The commission borrows another idea from the UN’s Intergovernmental Panel on Climate Change. This body of scientists has sounded the alarm on the need to address human-caused changes to our atmosphere, getting ahead of and driving the political consensus. Such a body could now be created on financial and economic issues. The body would produce public reports pointing out issues which need to be dealt with, and give advice to the United Nations General Assembly and other international organizations. If it’s constituted many of us would be happy to propose some of the Stiglitz panel’s commissioners as candidates.
Fearing a new and dangerous phase of the ongoing debt crisis in the next couple of years, the Commission recommends a Foreign Debt Commission, an International Debt Restructuring Court, and a Global Economic Coordination Council, all under the aegis of the United Nations. The latter would review the activities of the World Bank, IMF, and United Nations, as well as regional and other financial institutions, ensuring that gaps are filled and problems identified early.
The commission is slated to release its final report soon. One of the main strategies of General Assembly President Miguel d’Escoto Brockmann when he established the panel was to inform the inter-governmental negotiations for the UN conference on the world financial and economic crisis and its impact on development, scheduled previously for the first week of June now postponed until June 24-26. And one of the commission’s findings is that decisions concerning necessary reforms in global institutional arrangements must be made not by a self-selected group, such as the Group of the world’s eight richest countries (G-8), but by all the countries of the world working in concert.
The unfolding crisis should provide an opportunity to abolish the G-8, slim down the International Monetary Fund, and bring forward the United Nations as the more legitimate and therefore more effective forum to set global economic policies and priorities. Over the last six months this has looked unlikely, as the G-8 began to expand into the somewhat more inclusive G-20. This sounds more democratic, as it involves many countries with large populations including India, China, and Brazil. But most other countries are left out.
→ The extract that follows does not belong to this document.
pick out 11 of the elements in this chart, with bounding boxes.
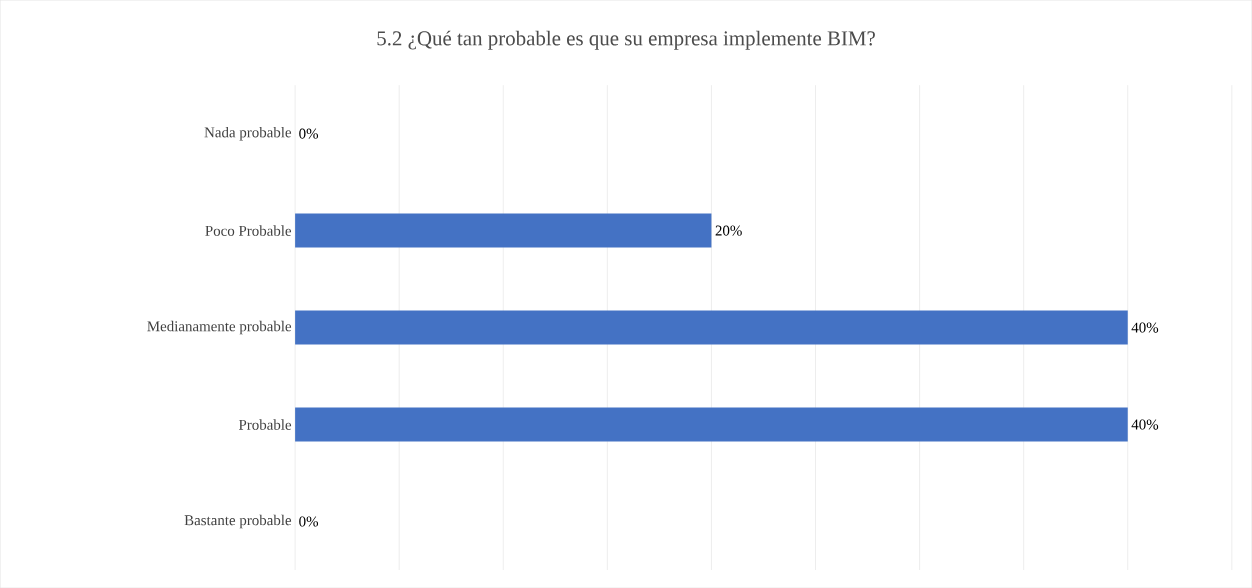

The G-20’s view of what the United Nations should do at this time was merely “to monitor the impact of the crisis on the poorest and most vulnerable,” rather than actively do anything about it.
Diplomats in New York are still arguing fiercely over the text that will define the UN conference. Civil society groups organizing around the process have raised their concerns that the conference may prove a major missed opportunity, but are urging heads of state to attend to raise the chances of a success. Several of the Stiglitz Commission’s innovations are already present in the panel’s latest draft although there is still much negotiating to be done. A lively public launch of the commission’s findings should help energize public discussions about how to build political will to make a decisive break with the institutions, thinking, and policies that created this crisis.